US DOJ Sues Apple for ‘Monopolizing Smartphone Markets’

The US Department of Justice has filed a lawsuit against Apple for "monopolizing smartphone markets" and harming consumers....
US DOJ Sues Apple for ‘Monopolizing Smartphone Markets’
Written by Matt Milano
  • The US Department of Justice has filed a lawsuit against Apple for “monopolizing smartphone markets” and harming consumers.

    Apple has faced growing scrutiny over its “walled garden” approach to the iPhone, forcing developers to use the App Store, taking a significant cut of their revenue, and making it difficult for customers to have other options. The EU has been working to crack open the company’s walled garden, and it appears the DOJ wants to do the same.

    The DOJ was joined by 16 states in filing the lawsuit and maintains that Apple uses its monopoly power to make users more reliant on the company and charge more from consumers and developers alike.

    “Consumers should not have to pay higher prices because companies violate the antitrust laws,” said Attorney General Merrick B. Garland. “We allege that Apple has maintained monopoly power in the smartphone market, not simply by staying ahead of the competition on the merits, but by violating federal antitrust law. If left unchallenged, Apple will only continue to strengthen its smartphone monopoly. The Justice Department will vigorously enforce antitrust laws that protect consumers from higher prices and fewer choices. That is the Justice Department’s legal obligation and what the American people expect and deserve.”

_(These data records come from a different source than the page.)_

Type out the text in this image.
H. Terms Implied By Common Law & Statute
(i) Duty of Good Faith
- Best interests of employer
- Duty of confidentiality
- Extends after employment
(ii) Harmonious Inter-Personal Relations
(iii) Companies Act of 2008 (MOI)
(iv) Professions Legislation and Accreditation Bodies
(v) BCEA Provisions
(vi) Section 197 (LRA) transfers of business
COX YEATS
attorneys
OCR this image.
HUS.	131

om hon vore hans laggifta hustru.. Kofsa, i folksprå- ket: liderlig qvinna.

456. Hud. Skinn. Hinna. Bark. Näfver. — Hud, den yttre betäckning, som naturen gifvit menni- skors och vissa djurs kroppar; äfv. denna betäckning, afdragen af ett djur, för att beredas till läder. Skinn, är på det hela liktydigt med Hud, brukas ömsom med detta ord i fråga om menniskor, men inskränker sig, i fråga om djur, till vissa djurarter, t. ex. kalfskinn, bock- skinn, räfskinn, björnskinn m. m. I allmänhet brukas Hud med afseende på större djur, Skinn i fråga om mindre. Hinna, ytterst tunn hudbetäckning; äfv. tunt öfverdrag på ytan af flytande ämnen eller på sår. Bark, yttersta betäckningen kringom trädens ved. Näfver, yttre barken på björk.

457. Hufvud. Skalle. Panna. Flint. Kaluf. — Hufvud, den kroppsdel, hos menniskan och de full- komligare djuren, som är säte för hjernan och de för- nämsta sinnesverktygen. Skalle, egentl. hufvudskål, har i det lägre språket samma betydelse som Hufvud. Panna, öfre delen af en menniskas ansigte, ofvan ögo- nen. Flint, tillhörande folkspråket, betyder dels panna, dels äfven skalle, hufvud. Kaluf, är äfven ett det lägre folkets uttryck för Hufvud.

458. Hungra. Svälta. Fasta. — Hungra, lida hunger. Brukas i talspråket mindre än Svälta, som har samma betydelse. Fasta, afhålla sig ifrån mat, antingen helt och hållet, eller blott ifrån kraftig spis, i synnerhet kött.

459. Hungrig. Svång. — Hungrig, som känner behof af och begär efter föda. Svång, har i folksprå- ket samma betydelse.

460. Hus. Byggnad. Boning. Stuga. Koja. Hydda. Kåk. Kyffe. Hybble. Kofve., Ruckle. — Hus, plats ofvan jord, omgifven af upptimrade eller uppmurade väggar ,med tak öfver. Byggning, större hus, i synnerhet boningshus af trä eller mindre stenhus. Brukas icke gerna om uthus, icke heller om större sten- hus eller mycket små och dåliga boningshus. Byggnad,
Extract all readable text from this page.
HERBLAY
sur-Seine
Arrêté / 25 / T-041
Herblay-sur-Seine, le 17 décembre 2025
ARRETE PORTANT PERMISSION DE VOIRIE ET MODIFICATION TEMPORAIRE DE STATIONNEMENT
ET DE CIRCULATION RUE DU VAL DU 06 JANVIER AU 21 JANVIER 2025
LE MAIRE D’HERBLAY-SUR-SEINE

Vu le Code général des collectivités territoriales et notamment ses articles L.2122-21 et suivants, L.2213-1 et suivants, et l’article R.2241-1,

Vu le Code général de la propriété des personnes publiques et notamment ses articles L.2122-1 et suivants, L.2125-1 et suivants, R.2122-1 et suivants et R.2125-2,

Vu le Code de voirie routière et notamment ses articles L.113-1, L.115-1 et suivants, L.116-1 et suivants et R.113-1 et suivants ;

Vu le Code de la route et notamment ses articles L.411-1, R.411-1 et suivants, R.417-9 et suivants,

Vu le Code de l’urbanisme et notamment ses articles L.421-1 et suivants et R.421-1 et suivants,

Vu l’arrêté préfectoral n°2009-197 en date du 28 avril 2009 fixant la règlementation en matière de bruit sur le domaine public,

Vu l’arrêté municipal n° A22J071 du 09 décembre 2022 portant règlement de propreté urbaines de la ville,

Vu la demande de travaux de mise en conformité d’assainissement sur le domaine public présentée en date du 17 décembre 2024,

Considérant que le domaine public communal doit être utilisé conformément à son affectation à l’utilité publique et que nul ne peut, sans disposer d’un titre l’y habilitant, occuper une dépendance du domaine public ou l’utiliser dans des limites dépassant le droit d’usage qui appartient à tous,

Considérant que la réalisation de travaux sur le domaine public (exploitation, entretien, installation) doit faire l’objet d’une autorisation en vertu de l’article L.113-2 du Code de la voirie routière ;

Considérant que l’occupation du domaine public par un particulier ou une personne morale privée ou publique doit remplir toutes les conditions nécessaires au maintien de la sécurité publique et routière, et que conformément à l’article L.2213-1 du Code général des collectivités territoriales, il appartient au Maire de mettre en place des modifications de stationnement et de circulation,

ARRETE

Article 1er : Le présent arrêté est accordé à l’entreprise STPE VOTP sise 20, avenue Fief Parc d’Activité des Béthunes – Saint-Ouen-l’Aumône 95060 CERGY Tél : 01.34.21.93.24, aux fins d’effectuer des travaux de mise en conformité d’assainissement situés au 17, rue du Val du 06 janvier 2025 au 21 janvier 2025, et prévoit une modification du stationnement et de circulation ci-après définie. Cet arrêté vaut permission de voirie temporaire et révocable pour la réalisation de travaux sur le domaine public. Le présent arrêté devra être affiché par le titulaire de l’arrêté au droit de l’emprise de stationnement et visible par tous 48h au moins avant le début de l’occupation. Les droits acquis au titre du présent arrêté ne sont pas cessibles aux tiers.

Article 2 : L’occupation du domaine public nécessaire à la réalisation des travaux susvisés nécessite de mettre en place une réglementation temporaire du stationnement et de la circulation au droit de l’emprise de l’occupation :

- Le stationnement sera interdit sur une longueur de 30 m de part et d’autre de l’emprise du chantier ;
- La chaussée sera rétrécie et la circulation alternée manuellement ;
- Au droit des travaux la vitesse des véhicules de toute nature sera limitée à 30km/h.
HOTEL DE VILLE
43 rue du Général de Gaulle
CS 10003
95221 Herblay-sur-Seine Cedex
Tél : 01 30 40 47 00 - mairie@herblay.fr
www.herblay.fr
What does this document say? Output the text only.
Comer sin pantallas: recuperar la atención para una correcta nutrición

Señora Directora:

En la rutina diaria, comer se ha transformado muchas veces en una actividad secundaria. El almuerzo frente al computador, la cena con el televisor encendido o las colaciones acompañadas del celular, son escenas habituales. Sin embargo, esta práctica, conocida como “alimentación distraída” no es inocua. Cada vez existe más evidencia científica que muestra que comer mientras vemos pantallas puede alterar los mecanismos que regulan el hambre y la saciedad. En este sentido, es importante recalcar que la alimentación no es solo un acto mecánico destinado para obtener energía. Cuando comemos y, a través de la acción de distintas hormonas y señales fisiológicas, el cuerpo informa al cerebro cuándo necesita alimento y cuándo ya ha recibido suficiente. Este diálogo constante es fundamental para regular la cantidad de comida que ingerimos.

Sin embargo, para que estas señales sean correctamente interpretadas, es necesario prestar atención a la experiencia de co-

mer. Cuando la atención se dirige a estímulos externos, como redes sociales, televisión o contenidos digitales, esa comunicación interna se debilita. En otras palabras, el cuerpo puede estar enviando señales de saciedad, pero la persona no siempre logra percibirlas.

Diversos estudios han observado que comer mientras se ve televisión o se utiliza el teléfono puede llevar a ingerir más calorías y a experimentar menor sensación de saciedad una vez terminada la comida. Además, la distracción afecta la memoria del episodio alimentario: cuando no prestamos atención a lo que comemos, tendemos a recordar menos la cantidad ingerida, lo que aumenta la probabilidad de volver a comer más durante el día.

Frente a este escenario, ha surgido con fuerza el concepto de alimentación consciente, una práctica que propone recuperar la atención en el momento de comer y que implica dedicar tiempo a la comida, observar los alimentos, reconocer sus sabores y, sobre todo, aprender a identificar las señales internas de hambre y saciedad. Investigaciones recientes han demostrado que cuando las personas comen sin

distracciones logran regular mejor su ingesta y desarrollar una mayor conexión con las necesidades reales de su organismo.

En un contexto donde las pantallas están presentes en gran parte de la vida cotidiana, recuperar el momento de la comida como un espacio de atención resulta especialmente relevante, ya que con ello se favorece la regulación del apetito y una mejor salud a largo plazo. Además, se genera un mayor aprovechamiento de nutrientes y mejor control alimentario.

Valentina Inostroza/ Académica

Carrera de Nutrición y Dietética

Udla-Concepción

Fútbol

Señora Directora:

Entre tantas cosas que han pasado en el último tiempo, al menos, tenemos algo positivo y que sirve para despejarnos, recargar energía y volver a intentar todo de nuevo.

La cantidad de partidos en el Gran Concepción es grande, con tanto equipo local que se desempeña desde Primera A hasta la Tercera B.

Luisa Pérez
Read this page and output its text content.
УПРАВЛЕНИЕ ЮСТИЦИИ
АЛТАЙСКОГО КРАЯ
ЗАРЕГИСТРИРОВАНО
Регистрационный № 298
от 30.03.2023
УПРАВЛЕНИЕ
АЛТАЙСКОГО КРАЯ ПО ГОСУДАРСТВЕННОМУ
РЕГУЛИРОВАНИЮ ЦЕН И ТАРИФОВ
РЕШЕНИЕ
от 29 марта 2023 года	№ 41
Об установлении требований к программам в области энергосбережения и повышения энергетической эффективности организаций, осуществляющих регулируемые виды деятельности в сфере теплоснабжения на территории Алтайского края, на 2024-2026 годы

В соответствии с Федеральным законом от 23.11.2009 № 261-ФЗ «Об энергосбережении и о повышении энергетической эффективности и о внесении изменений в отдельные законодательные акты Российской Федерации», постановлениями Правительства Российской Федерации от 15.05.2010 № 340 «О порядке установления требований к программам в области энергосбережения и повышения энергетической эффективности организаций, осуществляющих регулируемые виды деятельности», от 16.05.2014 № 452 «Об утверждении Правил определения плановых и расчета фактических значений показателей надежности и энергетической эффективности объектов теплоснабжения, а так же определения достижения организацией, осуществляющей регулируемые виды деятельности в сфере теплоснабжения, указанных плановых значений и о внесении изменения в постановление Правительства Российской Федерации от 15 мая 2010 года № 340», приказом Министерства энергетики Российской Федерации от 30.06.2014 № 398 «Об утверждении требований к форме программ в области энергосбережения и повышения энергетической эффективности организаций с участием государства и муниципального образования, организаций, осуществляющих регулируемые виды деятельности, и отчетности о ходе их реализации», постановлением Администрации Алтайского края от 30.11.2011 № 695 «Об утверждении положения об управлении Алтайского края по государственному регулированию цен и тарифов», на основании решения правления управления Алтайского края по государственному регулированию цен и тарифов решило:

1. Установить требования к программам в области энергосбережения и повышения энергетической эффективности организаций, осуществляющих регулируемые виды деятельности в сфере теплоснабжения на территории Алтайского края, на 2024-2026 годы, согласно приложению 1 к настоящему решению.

    “No matter how powerful, no matter how prominent, no matter how popular — no company is above the law,” said Deputy Attorney General Lisa Monaco. “Through today’s action, we reaffirm our unwavering commitment to that principle.”

    The DOJ says Apple uses its monopoly power to block “innovative super apps,” or apps that would make it easier for consumers to switch to other smartphone platforms. The company is also accused of blocking cloud-streaming apps and services it views as a threat, undermining cross-platform secure messaging, crippling the Apple Watch when used with non-iPhones, and limiting cross-platform digital wallet options.

    The inclusion of cross-platform messaging as one of the main points is interesting, especially in light of the Beeper Mini saga. iPhones have long defaulted to outdated, insecure SMS messages when texting Android phones, instead of using the newer, more full-featured, more secure RCS for cross-platform communication. Beeper Mini tried addressing the issue by providing a way for Android phones to use iMessage, only to engage in a frustrating game of whack-a-mole with Apple as the iPhone maker kept blocking Beeper. Ultimately, the smaller company gave up, prompting lawmakers to criticize Apple’s actions.

    At the same time, not everyone agrees with the lawsuit. The Organization Don’t Break What Works sent a statement to WPN criticizing the DOJ’s decision to sue Apple.

    “The Department of Justice, like the Federal Trade Commission, is oddly committed to bringing cases that seek to diminish some of America’s most innovative companies – harming powerful drivers of our economy, job creators, and providers of products and services that people love. Today, Apple is the most recent target despite a years-long investigation which now provides little evidence of wrongdoing,” said Chandler Smith Costello, a spokeswoman for the Don’t Break What Works campaign.

    “If successful, this lawsuit would curtail the privacy and security of Apple products and make it more difficult for them to work seamlessly with each other. It’s hard to see how this enforcement action is a win for consumers,” she continued.

    This case will decide the very nature of Apple’s business moving forward and will have profound repercussions for the tech industry at large.